Software Is the Harder Problem
Google's software ecosystem sits in three buckets: proprietary tools that remain closed but are accessible via Google Cloud, software being aggressively open-sourced, and internal tools that will never be released. Semi Analysis tracked commit volume across major open-source AI libraries including PyTorch and vLLM and found Google's TPU-related commits have exploded in recent months, a deliberate strategy shift tied to the external sales push.
The comparison to Nvidia is instructive. Roughly 40% of CUDA-adjacent open-source contributions come from Chinese entities, including ByteDance and DeepSeek. Google lacks that kind of third-party ecosystem momentum. Anthropic will not open-source software, and Google's internal Gemini team and its Google Cloud TPU sales team have divergent incentives around what to release, a structural tension that has no clean resolution.
On inference performance, the honest answer is that no one knows yet. Using vLLM today, TPUs deliver worse performance-TCO than Nvidia GPUs. Semi Analysis is working to add TPU support to its Inference Max benchmark, with an internal target of completing that work by end of 2024. The TCO cost side, built from ground-up supply chain modelling covering chips, racks, liquid cooling, memory, and cabling, is assessed with reasonable confidence. Performance at realistic utilization rates remains a wide range.
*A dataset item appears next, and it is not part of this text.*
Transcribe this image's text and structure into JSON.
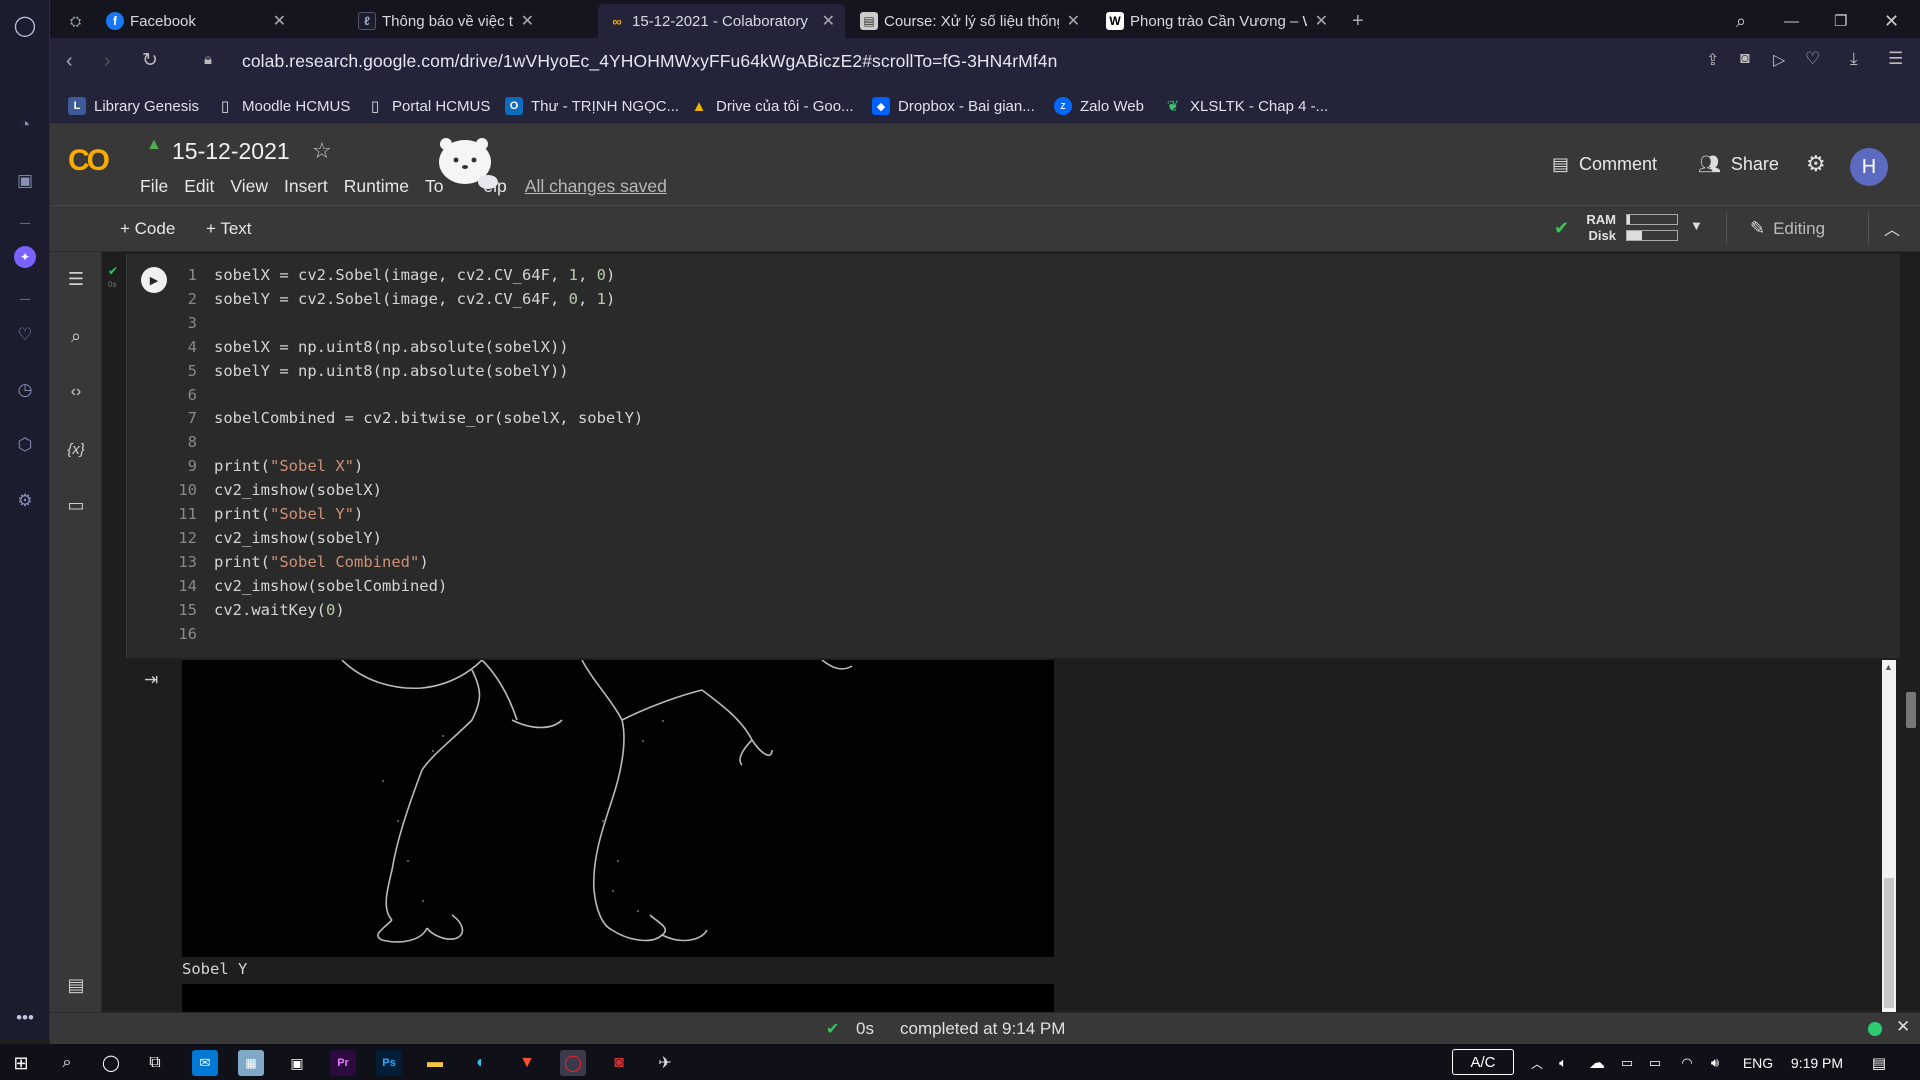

Physical Infrastructure Is a Real Barrier
TPU deployment is not a drop-in replacement for Nvidia hardware. Google's racks are roughly three times the standard width, the liquid cooling supply chain is entirely vertical and sourced from vendors that have only ever sold to Google, and some data centers may not physically accommodate the hardware without structural modifications. Neo Clouds evaluating a TPU strategy may need to build purpose-built facilities rather than retrofit existing ones.
The Broadcom Dependency and the MediaTek Bet
Google has historically outsourced the majority of TPU implementation to Broadcom, which handles networking, gate layout, and supply chain negotiations. Broadcom remains the dominant networking silicon vendor globally, and Google cannot fully exit that relationship until it controls those competencies internally or through an alternative partner.
For TPU v8, Google is running a parallel development track with MediaTek. MediaTek takes significantly lower margins and does not mark up memory pass-through costs the way Broadcom does, which could meaningfully improve Google's chip economics. The risk is execution. MediaTek is a credible but clearly inferior networking partner compared to Broadcom, and the diversion of engineering resources to make that relationship work is a factor in why TPU v8 faces execution risk at a moment when Nvidia's Rubin architecture is being developed at full intensity. Patel's current assessment is that Rubin will be substantially better than TPU v8, though TPU delays or Rubin slippage could shift that calculus.
Nvidia's Synopsys Investment
Nvidia's $2 billion investment in Synopsys, announced the same day, is a strategic move to make GPUs the first-class compute platform for EDA workloads. Much of chip design tooling today runs on CPUs and FPGAs. As AI-assisted chip design scales, with Patel counting more than 20 companies now active in that space, Nvidia is positioning to capture that workload. The three dominant EDA vendors control roughly 95% of revenue in the category. Synopsys's valuation is at a multi-year low on an earnings-multiple basis, making the timing favorable for Nvidia, which is deploying capital that would otherwise have gone to dividends or buybacks. Semi Analysis has a forthcoming long-form piece mapping the AI chip design landscape.